Closed SoshyHayami closed 7 months ago

SoshyHayami commented 8 months ago

Hi, I've seen that you showed an example personalizing an audio sfx in your demo samples page. Can you tell me how to implement this with the inference code you have provided here?

Also, do you think it's worth if We train on an entire music dataset for Music Generation task or is it only for sound effects and perhaps some light music generation? what steps should we take if we want to train on a higher sample rate ? (let's say 32k or 48k or perhaps even stereo)

Thanks.

Darius-H commented 8 months ago
  1. The generation quality of personalizing audio is not satisfying compared to text-to-audio.
  2. If you want to use it for music generation, you can finetune the diffusion on music dataset to get a better performance.
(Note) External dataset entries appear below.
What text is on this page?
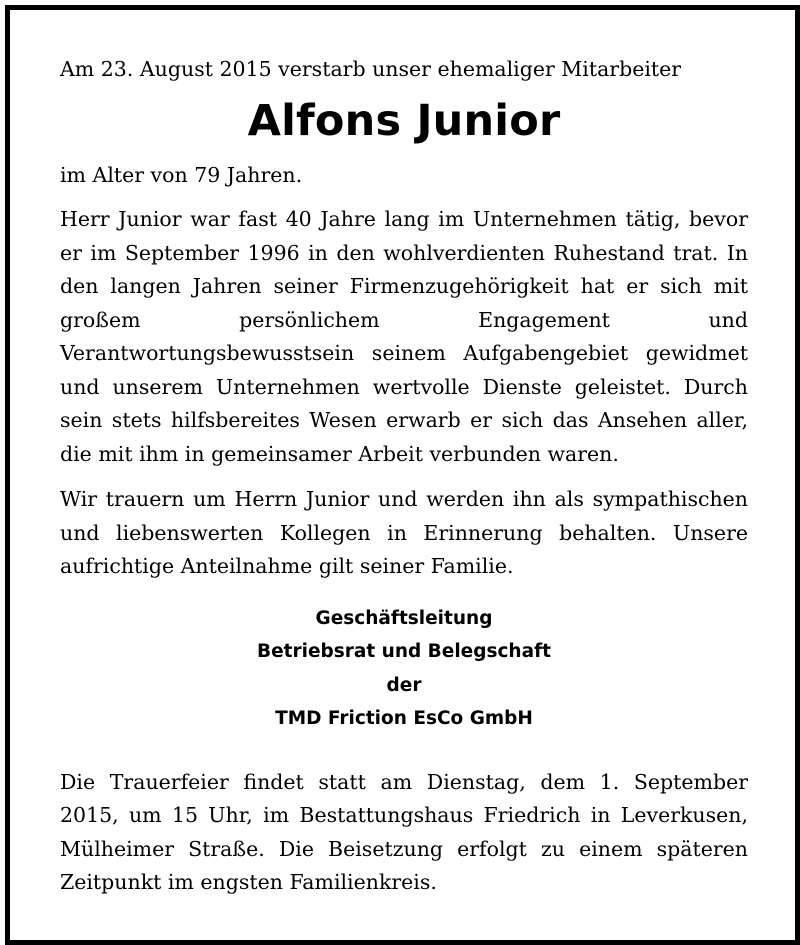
Am 23. August 2015 verstarb unser ehemaliger Mitarbeiter

Alfons Junior

im Alter von 79 Jahren.

Herr Junior war fast 40 Jahre lang im Unternehmen tätig, bevor er im September 1996 in den wohlverdienten Ruhestand trat. In den langen Jahren seiner Firmenzugehörigkeit hat er sich mit großem persönlichem Engagement und Verantwortungsbewusstsein seinem Aufgabengebiet gewidmet und unserem Unternehmen wertvolle Dienste geleistet. Durch sein stets hilfsbereites Wesen erwarb er sich das Ansehen aller, die mit ihm in gemeinsamer Arbeit verbunden waren.

Wir trauern um Herrn Junior und werden ihn als sympathischen und liebenswerten Kollegen in Erinnerung behalten. Unsere aufrichtige Anteilnahme gilt seiner Familie.

Geschäftsleitung
Betriebsrat und Belegschaft
der
TMD Friction EsCo GmbH

Die Trauerfeier findet statt am Dienstag, dem 1. September 2015, um 15 Uhr, im Bestattungshaus Friedrich in Leverkusen, Mülheimer Straße. Die Beisetzung erfolgt zu einem späteren Zeitpunkt im engsten Familienkreis.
I think VAE can generalize to music dataset and need not to be trained again, you can use VAE to reconstruct the samples on your music dataset to check if you need to train a new VAE. If reconstruction performance is good, you need not to train a new VAE.
  3. If you want to train on a higher sample rate, you can change the config here https://github.com/Text-to-Audio/Make-An-Audio/blob/ccc63dc790614bba9509c891759ff30d3d83e0f2/preprocess/mel_spec.py#L196C1-L211C6. Change audio_sample_rate to 32000 or 48000, and i think audio_num_mel_bins should be changed to 160 to get higher quality.
  4. We haven't tried stereo audio generation. Maybe you can generate each melspec for each sound channel to get a final melspec of shape (sound_channels,audio_num_mel_bins, T_mel).
SoshyHayami commented 7 months ago

Thank you very much; I still wish you'd include it even if it wasn't satisfying; I was desperately looking for a similar feature and the only working one I found was Meta's Audio Gen, which is notoriously hard to train.
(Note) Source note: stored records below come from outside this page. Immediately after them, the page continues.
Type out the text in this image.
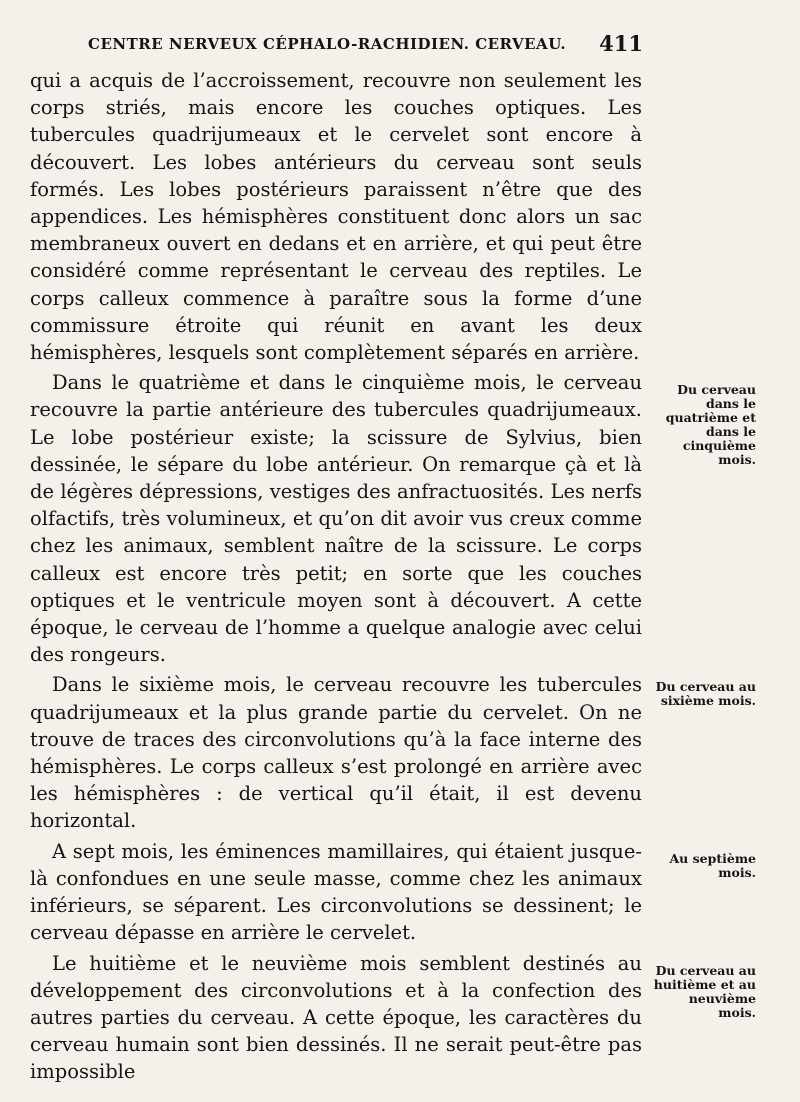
CENTRE NERVEUX CÉPHALO-RACHIDIEN. CERVEAU. 411

qui a acquis de l’accroissement, recouvre non seulement les corps striés, mais encore les couches optiques. Les tubercules quadrijumeaux et le cervelet sont encore à découvert. Les lobes antérieurs du cerveau sont seuls formés. Les lobes postérieurs paraissent n’être que des appendices. Les hémisphères constituent donc alors un sac membraneux ouvert en dedans et en arrière, et qui peut être considéré comme représentant le cerveau des reptiles. Le corps calleux commence à paraître sous la forme d’une commissure étroite qui réunit en avant les deux hémisphères, lesquels sont complètement séparés en arrière.

Dans le quatrième et dans le cinquième mois, le cerveau recouvre la partie antérieure des tubercules quadrijumeaux. Le lobe postérieur existe; la scissure de Sylvius, bien dessinée, le sépare du lobe antérieur. On remarque çà et là de légères dépressions, vestiges des anfractuosités. Les nerfs olfactifs, très volumineux, et qu’on dit avoir vus creux comme chez les animaux, semblent naître de la scissure. Le corps calleux est encore très petit; en sorte que les couches optiques et le ventricule moyen sont à découvert. A cette époque, le cerveau de l’homme a quelque analogie avec celui des rongeurs.

Dans le sixième mois, le cerveau recouvre les tubercules quadrijumeaux et la plus grande partie du cervelet. On ne trouve de traces des circonvolutions qu’à la face interne des hémisphères. Le corps calleux s’est prolongé en arrière avec les hémisphères : de vertical qu’il était, il est devenu horizontal.

A sept mois, les éminences mamillaires, qui étaient jusque-là confondues en une seule masse, comme chez les animaux inférieurs, se séparent. Les circonvolutions se dessinent; le cerveau dépasse en arrière le cervelet.

Le huitième et le neuvième mois semblent destinés au développement des circonvolutions et à la confection des autres parties du cerveau. A cette époque, les caractères du cerveau humain sont bien dessinés. Il ne serait peut-être pas impossible

Du cerveau dans le quatrième et dans le cinquième mois.
Du cerveau au sixième mois.
Au septième mois.
Du cerveau au huitième et au neuvième mois.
Regarding the VAE, the sample rate is 16khz, should I increase and re-train again? what do you suggest? and if i change the num_mel_bins, wouldn't that conflict with BIGVGAN? tbh I have a single or 2x V100 (32gb), AudioLDM made me hopeful on how far I can push this, I hope I can train on this config since this project seem very interesting.

Darius-H commented 7 months ago

I have updated audio2audio.py. If you want to use a higher sample rate and update the melspec process, you need to retrain the VAE, and you also need to retrain BIGVGAN too. It will be time costing. If you are making research, better not change the sample rate since you need to compare with previous works.